Patrick Mahomes capped a breakthrough season for himself and African-American quarterbacks Saturday night when he was named the NFL’s MVP.
In accepting his award, Mahomes thanked his team, the Kansas City Chiefs, and the team’s organization and told fans, “This is just the beginning, we got a long way to go.”
He could easily have been talking about the continuing evolution of African-American quarterbacks in the NFL.
A record five African-American quarterbacks led their teams into this postseason, though none of them reached the Super Bowl.
Most experts predict that the style and flair with which they play will become a staple in the NFL over the next 10 years.
Mahomes, 23, became the second African-American quarterback to win the NFL’s MVP award outright.
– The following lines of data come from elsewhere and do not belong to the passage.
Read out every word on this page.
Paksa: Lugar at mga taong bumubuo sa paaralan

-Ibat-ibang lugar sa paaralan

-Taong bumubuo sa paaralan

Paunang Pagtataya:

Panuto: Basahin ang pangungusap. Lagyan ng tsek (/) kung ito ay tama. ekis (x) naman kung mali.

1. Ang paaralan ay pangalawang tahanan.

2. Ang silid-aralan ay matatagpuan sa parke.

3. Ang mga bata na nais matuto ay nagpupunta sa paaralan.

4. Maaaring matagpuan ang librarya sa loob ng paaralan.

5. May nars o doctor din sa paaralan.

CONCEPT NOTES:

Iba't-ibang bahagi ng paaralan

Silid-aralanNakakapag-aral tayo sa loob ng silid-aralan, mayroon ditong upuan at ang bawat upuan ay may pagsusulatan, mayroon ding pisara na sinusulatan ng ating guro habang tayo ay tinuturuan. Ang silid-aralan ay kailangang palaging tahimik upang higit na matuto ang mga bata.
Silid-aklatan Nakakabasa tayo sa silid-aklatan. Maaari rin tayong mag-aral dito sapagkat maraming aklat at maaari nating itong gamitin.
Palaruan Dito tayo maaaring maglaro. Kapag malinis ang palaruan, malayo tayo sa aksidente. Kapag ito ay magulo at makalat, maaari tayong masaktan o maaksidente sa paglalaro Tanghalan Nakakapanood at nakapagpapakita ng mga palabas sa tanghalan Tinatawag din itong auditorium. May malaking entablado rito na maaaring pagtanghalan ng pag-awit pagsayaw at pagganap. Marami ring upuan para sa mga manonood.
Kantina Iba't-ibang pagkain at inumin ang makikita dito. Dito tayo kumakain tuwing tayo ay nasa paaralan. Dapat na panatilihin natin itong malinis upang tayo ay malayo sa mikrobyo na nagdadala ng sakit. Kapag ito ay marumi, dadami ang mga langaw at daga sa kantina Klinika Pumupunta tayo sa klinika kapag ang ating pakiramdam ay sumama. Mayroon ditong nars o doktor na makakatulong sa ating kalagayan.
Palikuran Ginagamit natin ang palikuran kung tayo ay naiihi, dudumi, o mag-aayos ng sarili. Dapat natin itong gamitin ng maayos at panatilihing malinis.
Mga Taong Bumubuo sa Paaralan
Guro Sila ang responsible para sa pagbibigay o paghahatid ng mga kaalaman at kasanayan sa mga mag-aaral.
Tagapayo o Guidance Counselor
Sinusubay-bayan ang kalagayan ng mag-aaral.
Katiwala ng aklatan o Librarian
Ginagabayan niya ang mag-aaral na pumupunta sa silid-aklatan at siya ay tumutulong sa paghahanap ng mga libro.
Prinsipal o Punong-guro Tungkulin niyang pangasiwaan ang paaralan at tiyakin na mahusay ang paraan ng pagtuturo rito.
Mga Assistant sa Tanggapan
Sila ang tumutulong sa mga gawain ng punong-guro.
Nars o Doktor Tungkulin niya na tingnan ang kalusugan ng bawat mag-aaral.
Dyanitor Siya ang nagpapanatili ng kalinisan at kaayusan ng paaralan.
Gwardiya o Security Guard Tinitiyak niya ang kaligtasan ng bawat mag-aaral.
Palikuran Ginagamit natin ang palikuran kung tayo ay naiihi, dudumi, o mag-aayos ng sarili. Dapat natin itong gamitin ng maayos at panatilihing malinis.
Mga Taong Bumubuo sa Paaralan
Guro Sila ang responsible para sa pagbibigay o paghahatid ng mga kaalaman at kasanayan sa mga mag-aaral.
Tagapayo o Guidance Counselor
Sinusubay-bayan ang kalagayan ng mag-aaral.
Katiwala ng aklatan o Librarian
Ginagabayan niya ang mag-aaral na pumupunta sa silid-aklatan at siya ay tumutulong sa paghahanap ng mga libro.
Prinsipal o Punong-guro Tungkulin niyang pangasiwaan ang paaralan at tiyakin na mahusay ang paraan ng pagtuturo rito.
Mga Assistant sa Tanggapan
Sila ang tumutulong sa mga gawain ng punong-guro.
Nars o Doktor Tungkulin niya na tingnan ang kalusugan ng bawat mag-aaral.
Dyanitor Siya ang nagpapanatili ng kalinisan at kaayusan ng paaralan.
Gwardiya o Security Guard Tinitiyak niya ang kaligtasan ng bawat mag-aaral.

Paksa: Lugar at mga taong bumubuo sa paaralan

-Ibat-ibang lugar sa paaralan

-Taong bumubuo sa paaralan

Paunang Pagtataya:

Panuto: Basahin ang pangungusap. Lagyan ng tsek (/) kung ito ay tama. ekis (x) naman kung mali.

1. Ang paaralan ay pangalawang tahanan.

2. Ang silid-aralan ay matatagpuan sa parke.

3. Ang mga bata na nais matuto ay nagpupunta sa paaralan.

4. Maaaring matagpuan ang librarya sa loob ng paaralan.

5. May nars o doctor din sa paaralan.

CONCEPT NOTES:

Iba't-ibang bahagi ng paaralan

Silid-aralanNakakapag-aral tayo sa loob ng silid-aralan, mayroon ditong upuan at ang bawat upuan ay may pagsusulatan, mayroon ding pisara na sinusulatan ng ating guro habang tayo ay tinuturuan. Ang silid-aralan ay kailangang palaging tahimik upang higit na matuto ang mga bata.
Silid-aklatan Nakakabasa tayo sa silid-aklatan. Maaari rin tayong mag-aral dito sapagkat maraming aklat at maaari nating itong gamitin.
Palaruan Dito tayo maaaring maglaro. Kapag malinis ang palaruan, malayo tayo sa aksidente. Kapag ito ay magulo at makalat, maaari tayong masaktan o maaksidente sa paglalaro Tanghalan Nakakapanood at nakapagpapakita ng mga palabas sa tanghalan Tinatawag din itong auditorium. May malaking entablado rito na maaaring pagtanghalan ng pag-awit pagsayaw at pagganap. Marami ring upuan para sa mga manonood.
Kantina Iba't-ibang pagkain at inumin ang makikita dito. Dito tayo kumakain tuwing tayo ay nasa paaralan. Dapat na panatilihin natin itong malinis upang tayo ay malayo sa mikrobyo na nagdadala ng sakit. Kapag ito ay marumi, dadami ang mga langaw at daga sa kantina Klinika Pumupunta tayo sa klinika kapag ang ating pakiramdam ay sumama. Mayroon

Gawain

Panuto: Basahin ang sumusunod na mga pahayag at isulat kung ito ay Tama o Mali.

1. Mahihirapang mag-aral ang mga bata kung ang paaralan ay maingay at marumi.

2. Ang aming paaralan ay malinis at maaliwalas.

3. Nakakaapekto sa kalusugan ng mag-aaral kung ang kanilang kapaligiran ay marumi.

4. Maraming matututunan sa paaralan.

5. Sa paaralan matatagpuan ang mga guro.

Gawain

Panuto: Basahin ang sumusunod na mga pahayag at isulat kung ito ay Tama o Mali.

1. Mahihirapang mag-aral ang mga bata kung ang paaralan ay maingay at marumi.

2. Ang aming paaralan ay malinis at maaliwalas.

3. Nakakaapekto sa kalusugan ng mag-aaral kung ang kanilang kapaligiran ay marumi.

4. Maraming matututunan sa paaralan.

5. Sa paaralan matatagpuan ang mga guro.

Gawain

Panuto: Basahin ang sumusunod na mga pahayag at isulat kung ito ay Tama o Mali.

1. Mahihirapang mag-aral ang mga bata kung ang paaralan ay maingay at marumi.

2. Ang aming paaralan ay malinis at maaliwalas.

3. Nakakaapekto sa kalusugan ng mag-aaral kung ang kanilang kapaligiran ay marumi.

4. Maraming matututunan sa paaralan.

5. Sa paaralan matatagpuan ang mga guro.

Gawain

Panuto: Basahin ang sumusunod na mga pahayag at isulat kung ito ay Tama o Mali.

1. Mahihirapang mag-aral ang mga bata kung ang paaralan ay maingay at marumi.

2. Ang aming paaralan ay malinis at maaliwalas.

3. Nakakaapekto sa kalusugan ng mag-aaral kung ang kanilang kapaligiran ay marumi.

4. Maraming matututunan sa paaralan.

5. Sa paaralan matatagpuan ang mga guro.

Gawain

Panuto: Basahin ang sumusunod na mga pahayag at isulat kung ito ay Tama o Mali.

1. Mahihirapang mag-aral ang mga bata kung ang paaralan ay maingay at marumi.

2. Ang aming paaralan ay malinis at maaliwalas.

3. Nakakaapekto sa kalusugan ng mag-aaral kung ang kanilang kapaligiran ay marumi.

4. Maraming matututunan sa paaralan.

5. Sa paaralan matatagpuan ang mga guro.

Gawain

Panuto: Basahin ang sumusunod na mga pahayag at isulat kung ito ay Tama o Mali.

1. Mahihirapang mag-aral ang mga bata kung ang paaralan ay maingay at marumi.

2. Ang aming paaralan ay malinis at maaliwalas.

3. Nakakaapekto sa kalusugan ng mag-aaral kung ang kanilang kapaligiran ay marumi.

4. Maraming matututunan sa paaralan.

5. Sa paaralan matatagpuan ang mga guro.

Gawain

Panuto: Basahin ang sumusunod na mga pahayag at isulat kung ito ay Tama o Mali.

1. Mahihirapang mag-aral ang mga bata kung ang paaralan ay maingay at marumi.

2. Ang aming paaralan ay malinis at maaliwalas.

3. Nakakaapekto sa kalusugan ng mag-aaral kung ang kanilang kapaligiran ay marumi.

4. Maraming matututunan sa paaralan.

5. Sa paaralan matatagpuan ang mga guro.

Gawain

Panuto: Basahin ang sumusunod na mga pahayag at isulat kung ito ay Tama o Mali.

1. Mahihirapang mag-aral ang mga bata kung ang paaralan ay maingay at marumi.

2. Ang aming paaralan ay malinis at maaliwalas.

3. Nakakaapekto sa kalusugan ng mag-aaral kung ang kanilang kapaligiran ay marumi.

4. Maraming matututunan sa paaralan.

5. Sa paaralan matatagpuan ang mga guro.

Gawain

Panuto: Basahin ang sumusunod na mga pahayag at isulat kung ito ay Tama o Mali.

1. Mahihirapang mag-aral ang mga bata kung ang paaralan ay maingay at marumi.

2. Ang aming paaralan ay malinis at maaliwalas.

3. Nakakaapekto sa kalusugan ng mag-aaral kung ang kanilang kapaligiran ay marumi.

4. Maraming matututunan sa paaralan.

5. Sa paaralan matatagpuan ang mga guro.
Steve McNair shared the award with Peyton Manning in 2003.
He is the youngest quarterback to throw for 50 touchdowns in a season and tied for the youngest to throw for more than 5,000 yards in a season.
Quarterback legends Warren Moon, Doug Williams and James Harris discussed the significance of Mahomes winning the award. They represent three important pillars of the African-American quarterback evolution in the NFL.
In 1969, Harris became the first black quarterback to start the regular season at quarterback; in 1974, he became the first to start a playoff game. Williams became the first black quarterback to win a Super Bowl championship on Jan. 31, 1988.
In 2006, Moon became the first black quarterback to enter the Pro Football Hall of Fame. He was the NFL Offensive Player of the Year in 1990 and the AFC Offensive Player of the Year that same year.
Moon, Williams and Harris shared some of what they think about Mahomes’ play this season.
THOUGHTS ABOUT MAHOMES WINNING the MVP AWARD
“When you think about this league and the quarterbacks who are in this league, for a guy that young to have the season he’s had — and to be consistent. That’s the key: He’s not inconsistent at all. He might have had a bad spot here and there, but you’re talking about a young guy who has picked up on this game probably quicker than anybody I’ve seen in this league — in his second year. … To do what he’s done, it’s incredible.”
“For a kid to be in his first year as a starter and to do something only three guys have done — throw 50 touchdown passes — throw for over 5,000 yards, then lead his team to the AFC championship game, that pretty amazing. Everybody was looking for him to have that rookie nosedive during the season — it never happened. The kid just kept playing. He was consistent the whole year. The sky’s the limit for him. He’s special.”